Scam ads, meet the boomer bait trap
Meta is back in the hot seat after a report from the Center for Countering Digital Hate said Facebook let scam advertisers keep running fake Medicare-style ads that were designed to hook older users. Think fake Trump and Oprah clips, bogus grocery-card promises, and “free government benefits” bait — basically the internet’s shadiest late-night infomercial, but with AI polish.
The report claims 30 major scam advertiser accounts generated about 215 million ad impressions over the past year, and nearly three-quarters of them landed with users over 65. That’s not just annoying.
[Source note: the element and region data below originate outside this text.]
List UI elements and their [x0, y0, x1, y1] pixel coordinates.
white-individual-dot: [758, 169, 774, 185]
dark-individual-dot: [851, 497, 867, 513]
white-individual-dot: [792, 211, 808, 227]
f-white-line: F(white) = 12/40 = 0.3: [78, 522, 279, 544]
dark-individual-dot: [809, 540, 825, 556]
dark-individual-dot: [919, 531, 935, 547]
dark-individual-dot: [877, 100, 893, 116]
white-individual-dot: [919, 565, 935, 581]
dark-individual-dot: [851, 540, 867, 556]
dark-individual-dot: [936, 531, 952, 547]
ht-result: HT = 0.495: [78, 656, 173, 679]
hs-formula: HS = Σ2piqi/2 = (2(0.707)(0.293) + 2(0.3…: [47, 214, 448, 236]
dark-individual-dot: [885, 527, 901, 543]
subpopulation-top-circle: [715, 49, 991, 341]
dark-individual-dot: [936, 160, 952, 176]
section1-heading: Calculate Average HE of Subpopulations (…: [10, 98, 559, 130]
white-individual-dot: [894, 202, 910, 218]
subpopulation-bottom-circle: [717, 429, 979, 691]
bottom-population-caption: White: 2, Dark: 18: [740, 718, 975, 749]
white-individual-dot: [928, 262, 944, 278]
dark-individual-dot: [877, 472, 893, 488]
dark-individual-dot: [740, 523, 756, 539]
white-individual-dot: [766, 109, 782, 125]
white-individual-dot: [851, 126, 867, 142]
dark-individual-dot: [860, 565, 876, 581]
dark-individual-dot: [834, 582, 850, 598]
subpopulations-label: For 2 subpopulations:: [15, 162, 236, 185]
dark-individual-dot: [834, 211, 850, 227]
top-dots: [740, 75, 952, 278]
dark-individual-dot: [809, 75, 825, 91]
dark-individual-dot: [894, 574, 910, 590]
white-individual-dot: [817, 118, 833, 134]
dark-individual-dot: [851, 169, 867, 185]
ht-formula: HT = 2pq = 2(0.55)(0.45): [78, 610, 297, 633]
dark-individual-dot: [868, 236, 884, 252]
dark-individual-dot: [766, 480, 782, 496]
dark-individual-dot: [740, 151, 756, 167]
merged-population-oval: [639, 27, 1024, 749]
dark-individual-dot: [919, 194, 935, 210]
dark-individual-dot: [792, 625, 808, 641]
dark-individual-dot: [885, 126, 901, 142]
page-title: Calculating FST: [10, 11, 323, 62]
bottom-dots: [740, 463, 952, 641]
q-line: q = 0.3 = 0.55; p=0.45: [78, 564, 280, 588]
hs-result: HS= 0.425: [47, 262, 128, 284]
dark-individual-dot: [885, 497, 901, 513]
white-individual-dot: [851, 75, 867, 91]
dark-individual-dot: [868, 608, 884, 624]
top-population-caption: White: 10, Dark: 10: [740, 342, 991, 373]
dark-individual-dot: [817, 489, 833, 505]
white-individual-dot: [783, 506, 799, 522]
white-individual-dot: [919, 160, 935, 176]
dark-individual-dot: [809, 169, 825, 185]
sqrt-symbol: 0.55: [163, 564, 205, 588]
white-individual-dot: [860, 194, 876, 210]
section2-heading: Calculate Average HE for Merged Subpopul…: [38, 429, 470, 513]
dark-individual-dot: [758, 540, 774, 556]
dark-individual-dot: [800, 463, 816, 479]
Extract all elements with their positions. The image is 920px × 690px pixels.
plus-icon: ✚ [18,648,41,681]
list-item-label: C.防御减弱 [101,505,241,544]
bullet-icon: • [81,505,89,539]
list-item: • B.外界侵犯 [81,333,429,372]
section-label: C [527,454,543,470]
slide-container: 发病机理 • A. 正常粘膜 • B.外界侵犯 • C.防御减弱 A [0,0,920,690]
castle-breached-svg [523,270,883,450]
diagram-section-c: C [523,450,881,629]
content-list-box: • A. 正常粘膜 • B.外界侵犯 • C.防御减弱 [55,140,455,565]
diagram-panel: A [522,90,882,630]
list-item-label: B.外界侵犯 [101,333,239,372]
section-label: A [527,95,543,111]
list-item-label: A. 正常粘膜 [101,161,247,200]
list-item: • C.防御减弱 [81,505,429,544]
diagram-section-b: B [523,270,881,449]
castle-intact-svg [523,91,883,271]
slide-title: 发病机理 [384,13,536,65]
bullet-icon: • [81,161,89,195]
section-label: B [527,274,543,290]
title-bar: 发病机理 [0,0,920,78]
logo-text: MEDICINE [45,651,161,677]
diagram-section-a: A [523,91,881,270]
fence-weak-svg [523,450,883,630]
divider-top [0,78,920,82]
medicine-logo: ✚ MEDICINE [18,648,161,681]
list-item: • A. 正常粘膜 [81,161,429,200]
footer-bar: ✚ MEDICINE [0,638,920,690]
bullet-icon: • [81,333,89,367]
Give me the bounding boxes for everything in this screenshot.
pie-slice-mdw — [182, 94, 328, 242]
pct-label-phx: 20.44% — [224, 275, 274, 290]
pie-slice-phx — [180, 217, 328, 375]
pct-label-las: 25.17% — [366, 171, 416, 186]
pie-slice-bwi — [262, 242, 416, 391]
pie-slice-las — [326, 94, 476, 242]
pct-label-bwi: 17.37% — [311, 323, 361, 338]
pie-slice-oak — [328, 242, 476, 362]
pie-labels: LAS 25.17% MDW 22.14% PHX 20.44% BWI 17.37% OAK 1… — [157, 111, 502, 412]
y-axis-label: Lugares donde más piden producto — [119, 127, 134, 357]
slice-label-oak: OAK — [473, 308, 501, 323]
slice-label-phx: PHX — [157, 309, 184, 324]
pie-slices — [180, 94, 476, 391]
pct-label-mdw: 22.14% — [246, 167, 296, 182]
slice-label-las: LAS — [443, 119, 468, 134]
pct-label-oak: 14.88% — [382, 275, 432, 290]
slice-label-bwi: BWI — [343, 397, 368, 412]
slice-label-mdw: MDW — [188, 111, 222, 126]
It’s the kind of stat that makes lawmakers, watchdogs, and plaintiffs’ lawyers perk up like someone just rang the free donuts bell.
The money problem behind the moderation problem
Meta says it removed more than 159 million scam ads last year and insists most were taken down before users reported them. Fair enough — but the report argues enforcement is still messy, pointing to cases where nearly identical scam ads kept reappearing after takedowns. In one example, 86 ads used the same content, and Meta allegedly removed only 48 of them.
The extra sting here is that the report estimated Meta made roughly $14.3 million from Medicare-related scam advertisers, including about $12.4 million over the last year alone. When the business model looks even a little like “break a few fake promises, collect ad dollars anyway,” expect trouble.
Why investors should care
This isn’t just a bad headline. It adds fuel to:
- existing lawsuits over scam ads and platform safety
- fresh congressional scrutiny
- the broader argument that Meta’s ad machine still has a trust problem
Meta’s core business is still huge, but every new scam-ad report chips away at the idea that the company has this stuff under control. Big picture: if you’re an investor, the threat isn’t one scandal — it’s death by a thousand moderation cuts.